Animal Shelters: $45 million in one-time General Fund money for the UC Davis Koret Animal Shelter Medicine Program to develop a grant program for animal shelters. This augmentation would enable the center to provide expertise, support, and local assistance over a five-year period to help communities achieve the state’s policy goal that no adoptable or treatable dog or cat should be euthanized.
UC San Francisco Dyslexia Center: The May Revision proposes $10.2 million in one-time General Fund money to enhance the center’s app, support collaboration with teacher training programs, and support dyslexia research that could inform practices.
UCLA Asian American Studies Center: The May Revision proposes an increase of $5 million in one-time General Fund money to support analysis and research associated with the prevention of hate incidents experienced by Asian Pacific Islander communities and to provide grants to community-based organizations focused on preventing hate incidents experienced by Asian Pacific Islander communities.
UC Berkeley Alternative Meats Lab: The May Revision proposes $1 million in one-time General Fund money to support the UC Berkeley Alternative Meats Lab.
Employer Contribution Rates
The January proposal included $330 million and $820 million, respectively, to reduce CalPERS and CalSTRS employer contribution rates. No additional funding is included in the May proposal to further reduce these rates.
- CalPERS employer rates would be reduced from 24.9% to 23%.
- CalSTRS employer contribution rates would be reduced from 18.1% to 15.92%.

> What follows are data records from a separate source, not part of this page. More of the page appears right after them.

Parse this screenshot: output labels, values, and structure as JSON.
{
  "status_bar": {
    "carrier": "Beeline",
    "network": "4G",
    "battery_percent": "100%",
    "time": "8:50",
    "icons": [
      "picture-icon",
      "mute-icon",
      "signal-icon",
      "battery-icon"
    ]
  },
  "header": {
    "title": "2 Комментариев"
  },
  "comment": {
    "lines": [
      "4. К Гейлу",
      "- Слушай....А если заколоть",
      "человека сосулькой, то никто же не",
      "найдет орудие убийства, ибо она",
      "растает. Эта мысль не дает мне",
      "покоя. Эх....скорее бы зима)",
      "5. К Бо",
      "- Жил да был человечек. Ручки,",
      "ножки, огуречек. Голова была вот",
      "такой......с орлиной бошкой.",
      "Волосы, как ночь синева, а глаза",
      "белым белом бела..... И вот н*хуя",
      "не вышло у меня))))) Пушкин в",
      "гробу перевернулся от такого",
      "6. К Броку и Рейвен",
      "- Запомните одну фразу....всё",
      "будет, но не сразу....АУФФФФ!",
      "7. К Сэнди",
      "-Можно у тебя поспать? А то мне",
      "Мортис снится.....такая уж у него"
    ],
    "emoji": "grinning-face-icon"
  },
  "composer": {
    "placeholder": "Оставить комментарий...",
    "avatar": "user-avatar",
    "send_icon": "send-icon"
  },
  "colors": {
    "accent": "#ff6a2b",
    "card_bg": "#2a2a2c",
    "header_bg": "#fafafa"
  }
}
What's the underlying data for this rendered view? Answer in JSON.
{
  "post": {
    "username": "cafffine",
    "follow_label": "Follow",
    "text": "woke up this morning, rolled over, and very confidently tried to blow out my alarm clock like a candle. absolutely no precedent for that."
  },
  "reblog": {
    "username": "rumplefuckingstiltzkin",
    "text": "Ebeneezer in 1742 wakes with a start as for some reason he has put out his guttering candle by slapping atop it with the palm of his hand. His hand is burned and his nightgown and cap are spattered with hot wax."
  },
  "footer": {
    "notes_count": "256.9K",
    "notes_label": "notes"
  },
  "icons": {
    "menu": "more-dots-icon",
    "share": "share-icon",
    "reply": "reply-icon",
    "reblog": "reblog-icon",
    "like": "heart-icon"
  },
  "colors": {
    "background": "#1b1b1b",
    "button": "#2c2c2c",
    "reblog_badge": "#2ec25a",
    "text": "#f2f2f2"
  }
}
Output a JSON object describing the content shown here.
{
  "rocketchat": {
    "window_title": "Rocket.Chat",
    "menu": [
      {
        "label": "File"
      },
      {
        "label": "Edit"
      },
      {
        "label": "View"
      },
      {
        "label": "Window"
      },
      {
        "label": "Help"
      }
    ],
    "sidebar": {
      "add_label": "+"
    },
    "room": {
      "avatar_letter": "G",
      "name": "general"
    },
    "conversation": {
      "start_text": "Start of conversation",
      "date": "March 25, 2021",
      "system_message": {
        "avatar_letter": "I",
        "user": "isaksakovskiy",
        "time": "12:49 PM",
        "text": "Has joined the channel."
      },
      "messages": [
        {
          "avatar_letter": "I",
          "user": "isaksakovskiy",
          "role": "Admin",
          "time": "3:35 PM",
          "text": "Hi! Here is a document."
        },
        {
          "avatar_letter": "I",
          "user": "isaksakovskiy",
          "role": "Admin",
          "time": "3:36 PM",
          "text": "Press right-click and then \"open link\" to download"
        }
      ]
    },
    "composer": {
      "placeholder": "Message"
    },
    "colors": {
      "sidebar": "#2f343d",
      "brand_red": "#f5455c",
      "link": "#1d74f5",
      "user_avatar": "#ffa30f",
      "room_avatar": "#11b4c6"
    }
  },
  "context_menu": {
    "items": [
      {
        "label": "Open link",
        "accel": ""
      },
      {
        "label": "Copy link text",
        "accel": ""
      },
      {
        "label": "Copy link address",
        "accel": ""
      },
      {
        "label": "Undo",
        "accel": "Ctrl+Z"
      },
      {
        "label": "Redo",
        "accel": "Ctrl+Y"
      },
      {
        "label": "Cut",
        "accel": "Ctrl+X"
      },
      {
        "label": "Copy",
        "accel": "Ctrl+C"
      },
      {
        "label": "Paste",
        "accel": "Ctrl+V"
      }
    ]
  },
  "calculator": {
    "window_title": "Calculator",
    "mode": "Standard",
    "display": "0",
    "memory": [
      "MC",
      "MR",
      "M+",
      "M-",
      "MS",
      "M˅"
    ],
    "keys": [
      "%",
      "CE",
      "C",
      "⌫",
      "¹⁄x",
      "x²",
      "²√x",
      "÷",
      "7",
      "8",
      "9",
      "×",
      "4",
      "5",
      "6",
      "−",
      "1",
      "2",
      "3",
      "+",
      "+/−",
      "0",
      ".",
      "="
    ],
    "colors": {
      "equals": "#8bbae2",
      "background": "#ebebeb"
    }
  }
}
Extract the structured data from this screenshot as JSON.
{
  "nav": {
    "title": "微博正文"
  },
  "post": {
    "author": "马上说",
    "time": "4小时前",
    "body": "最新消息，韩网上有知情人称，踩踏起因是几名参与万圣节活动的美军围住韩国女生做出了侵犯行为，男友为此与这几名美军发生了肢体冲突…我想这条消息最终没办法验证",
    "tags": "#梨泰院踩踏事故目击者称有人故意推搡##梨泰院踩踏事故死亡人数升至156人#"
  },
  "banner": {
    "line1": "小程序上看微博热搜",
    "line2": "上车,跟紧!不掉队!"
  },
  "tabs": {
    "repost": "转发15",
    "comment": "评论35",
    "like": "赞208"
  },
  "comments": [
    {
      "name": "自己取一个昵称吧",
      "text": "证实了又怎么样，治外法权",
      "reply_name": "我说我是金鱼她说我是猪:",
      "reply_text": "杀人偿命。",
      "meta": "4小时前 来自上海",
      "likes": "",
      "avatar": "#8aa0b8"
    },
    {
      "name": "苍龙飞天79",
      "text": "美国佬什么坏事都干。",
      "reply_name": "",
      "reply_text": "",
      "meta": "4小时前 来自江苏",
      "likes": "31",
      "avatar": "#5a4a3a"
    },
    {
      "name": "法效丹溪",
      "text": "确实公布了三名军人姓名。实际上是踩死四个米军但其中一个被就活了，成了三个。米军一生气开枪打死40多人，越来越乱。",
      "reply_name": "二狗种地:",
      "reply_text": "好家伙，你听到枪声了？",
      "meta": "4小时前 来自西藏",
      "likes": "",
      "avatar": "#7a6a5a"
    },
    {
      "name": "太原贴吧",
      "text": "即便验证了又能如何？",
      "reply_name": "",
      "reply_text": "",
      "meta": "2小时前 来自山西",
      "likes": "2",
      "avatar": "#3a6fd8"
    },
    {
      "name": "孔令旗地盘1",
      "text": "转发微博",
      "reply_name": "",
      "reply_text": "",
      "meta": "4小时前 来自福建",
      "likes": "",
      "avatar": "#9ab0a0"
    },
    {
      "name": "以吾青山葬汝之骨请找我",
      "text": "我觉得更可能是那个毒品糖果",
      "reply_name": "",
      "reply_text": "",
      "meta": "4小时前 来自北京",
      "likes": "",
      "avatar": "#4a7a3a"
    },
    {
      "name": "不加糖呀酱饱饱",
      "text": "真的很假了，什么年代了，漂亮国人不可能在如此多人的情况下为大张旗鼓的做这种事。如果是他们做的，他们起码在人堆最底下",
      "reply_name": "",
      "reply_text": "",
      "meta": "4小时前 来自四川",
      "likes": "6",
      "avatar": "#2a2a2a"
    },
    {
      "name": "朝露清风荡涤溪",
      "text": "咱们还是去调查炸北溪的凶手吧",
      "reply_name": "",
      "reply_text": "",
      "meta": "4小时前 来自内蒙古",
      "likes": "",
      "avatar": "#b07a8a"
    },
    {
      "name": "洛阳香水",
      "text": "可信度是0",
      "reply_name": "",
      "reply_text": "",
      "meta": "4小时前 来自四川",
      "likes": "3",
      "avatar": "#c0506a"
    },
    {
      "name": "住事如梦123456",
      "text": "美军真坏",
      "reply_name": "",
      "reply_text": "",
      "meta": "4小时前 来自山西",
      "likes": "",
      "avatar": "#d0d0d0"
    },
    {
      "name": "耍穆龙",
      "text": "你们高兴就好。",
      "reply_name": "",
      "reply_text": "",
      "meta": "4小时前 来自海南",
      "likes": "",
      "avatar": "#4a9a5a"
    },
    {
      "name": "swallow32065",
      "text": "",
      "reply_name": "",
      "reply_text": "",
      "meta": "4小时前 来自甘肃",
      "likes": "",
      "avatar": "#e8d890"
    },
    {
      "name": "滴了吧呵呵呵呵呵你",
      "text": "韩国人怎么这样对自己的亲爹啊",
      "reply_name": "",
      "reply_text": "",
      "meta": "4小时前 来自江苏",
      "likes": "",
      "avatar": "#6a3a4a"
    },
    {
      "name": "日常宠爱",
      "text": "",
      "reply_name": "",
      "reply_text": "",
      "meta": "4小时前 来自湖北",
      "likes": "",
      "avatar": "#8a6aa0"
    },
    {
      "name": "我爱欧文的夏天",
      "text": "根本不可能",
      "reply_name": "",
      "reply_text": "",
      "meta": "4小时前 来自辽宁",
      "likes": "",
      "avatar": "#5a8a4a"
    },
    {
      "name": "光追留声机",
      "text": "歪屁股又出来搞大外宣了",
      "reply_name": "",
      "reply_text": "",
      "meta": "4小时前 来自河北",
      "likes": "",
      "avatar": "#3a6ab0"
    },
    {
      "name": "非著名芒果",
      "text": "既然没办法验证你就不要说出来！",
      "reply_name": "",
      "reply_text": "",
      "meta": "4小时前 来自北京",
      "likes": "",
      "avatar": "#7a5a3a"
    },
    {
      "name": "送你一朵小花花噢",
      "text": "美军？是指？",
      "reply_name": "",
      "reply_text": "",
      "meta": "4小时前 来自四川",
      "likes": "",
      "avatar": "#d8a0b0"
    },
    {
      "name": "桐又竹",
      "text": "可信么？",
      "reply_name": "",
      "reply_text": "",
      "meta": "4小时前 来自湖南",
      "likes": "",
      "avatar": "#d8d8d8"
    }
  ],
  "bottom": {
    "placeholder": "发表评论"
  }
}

- The May Revision increases state contributions to CalPERS state plans by a net total of $550 million relative to the January budget. The governor’s January budget included $5.5 billion in one-time funding.
- The governor’s January budget included $1.5 billion in one-time Proposition 2 debt repayment funding in 2021-22 to further reduce the unfunded liabilities of the CalPERS state plans. Due to an increase in the estimated availability of Proposition 2 debt repayment funding, the May Revision increases this proposed payment to $1.9 billion.
The May Revision increases state contributions to CalSTRS by $4.9 million, relative to the governor’s January budget. The governor’s January budget included $3.9 billion in one-time funds for required contributions. This contribution amount includes a one-time $174 million in payment to offset the reduction in the state’s contribution in 2020-21 to allow the funding plan to stay on track to be fully funded by 2046.
The May Revision maintains the governor’s budget proposal to include a one-time $410 million in Proposition 2 supplemental pension payment to be paid to CalSTRS in 2021-22 toward the state’s share of the CalSTRS Defined Benefit Program’s unfunded liability. This payment is estimated to result in $1.1 billion gross savings to the state through 2045-46.